Not with ForeignKey alone, because you're overloading the column values with two different meanings, without a reliable way of distinguishing them. (For example, what would happen if a new entry in the target table is created with a primary key matching old entries in the referencing table? What would happen to these old referencing entries when the new target entry is deleted?)

The usual ad hoc solution to this problem is to define a "type" or "tag" column alongside the foreign key, to distinguish the different meanings (but see below).

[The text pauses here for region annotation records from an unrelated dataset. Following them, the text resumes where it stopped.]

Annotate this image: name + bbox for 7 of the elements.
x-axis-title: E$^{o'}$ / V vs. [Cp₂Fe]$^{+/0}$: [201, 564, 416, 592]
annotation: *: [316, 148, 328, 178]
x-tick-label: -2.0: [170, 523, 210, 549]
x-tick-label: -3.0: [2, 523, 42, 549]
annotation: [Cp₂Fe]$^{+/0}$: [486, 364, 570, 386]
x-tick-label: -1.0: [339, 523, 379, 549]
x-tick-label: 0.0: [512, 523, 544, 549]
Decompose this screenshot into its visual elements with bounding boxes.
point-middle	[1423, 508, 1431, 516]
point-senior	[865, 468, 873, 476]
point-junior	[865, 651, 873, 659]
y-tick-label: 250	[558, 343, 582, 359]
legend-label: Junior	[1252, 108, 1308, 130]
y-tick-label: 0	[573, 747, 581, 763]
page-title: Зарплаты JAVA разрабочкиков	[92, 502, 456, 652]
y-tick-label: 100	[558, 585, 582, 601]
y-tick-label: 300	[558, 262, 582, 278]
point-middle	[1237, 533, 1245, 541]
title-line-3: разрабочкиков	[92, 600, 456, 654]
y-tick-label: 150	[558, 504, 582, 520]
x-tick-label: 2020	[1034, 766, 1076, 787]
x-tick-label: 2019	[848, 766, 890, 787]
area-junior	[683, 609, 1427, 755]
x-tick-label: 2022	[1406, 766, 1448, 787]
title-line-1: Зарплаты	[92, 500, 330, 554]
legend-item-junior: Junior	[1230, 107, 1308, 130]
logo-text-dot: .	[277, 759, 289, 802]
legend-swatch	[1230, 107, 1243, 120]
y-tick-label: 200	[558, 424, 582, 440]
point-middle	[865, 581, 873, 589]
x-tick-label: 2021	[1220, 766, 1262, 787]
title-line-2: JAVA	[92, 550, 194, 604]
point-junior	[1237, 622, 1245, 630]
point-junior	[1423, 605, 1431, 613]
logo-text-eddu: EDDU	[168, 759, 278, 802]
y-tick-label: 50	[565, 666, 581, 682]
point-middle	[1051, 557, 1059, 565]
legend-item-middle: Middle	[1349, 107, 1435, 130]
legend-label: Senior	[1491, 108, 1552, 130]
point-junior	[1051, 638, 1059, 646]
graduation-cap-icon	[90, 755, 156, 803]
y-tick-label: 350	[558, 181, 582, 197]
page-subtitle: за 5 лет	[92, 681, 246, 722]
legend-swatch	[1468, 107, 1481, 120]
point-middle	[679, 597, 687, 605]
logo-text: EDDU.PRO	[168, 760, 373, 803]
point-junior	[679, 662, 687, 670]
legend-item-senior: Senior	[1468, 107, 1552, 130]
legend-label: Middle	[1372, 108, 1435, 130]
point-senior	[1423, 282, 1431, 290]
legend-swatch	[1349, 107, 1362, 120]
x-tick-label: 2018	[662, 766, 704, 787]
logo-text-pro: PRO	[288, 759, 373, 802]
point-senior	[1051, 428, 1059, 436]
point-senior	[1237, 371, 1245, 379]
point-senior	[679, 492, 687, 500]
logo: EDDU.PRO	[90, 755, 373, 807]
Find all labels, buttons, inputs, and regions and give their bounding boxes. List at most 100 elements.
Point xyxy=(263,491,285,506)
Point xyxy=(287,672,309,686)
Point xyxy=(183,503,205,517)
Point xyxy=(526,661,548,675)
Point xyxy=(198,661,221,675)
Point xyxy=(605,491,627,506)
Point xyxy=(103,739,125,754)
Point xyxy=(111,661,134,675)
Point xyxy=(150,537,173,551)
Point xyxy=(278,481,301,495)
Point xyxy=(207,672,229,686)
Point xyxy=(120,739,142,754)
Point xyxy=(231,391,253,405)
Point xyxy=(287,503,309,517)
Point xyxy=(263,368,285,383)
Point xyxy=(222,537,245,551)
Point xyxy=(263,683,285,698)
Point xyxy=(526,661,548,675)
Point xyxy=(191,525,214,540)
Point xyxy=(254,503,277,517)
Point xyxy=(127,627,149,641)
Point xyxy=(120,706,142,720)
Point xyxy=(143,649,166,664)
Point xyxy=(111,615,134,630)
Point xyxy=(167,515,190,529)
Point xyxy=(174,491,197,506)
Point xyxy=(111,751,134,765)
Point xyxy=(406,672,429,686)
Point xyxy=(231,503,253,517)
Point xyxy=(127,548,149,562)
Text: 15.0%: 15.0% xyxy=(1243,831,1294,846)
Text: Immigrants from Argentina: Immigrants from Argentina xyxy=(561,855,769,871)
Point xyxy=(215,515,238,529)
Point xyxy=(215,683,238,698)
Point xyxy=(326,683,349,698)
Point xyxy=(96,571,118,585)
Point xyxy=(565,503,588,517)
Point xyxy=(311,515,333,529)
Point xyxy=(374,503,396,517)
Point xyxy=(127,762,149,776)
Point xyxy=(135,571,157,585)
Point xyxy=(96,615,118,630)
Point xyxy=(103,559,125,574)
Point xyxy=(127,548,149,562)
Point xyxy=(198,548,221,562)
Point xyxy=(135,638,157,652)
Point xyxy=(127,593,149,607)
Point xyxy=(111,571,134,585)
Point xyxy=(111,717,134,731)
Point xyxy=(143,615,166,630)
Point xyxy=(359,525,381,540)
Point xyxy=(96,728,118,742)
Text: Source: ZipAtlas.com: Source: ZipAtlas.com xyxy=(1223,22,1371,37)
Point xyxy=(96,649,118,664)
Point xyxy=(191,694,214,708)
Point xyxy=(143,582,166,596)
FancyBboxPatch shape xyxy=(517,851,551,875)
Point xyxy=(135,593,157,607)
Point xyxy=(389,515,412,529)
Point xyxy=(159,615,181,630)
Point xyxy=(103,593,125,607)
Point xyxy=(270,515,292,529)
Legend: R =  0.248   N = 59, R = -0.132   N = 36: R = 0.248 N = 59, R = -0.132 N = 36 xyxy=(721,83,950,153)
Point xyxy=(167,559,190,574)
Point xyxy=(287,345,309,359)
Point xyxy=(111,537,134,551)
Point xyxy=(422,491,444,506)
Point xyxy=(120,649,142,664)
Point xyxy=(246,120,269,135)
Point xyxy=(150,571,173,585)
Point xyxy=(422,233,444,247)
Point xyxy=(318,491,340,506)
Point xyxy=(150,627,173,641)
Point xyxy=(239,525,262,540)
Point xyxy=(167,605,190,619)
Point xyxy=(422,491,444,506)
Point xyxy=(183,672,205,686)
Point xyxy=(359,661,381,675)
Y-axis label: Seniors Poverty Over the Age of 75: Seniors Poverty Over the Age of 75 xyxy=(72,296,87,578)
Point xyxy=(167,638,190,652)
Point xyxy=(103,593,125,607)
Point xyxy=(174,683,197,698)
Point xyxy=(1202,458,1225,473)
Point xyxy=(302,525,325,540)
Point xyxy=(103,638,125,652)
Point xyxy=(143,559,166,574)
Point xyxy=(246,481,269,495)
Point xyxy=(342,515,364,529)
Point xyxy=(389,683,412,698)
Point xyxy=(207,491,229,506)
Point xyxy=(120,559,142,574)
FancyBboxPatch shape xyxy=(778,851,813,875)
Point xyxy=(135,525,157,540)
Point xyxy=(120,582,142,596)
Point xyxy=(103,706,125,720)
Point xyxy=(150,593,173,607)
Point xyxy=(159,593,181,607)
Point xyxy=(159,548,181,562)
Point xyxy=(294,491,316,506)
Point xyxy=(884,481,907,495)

Is this what Generic relations are for?

Yes, partly.

GenericForeignKey is just a Django convenience helper for the pattern above; it pairs a foreign key with a type tag that identifies which table/model it refers to (using the model's associated ContentType; see contenttypes)

Example:

class Foo(models.Model):

    other_type = models.ForeignKey('contenttypes.ContentType', null=True)
    other_id = models.PositiveIntegerField()
    # Optional accessor, not a stored column
    other = generic.GenericForeignKey('other_type', 'other_id')

This will allow you use other like a ForeignKey, to refer to instances of your other model. (In the background, GenericForeignKey gets and sets other_type and other_id for you.)

To represent a number that isn't a reference, you would set other_type to None, and just use other_id directly. In this case, trying to access other will always return None, instead of raising DoesNotExist (or returning an unintended object, due to id collision).

Piet Delport
This is useful if you want to be able to reference rows in more than one table, but I think this is a different. This case seems closer to having an external unique ID, like an SSN, which may or may not have an entry in the foreign table, and where that entry could be created later. In other words, the id *always* refers to logical entries in the named table; those entries simply don't always exist. (For example, if the foreign row is added later, the relationship should be complete without having to carefully update other_type.)
Glenn Maynard
Glenn's right about how the data model should work. So to answer your questions, if a new entry is created in the target table which matches an ID in the FK-like field: great! Now we have a reference. In your solution, on every insert I'd have to search the source table for matches to that ID and update the type column. Other Q -- if an entry in the target table is deleted: nothing happens; do not cascade delete.
Leopd
Leopd: Ah, thank you for clarifying. In that case, typed references are not relevant, yes, and you would instead want to subclass or customize `ForeignKey` to implement the behavior you want: it could probably be made into a reusable `OptionalForeignKey` or `SoftForeignKey` field.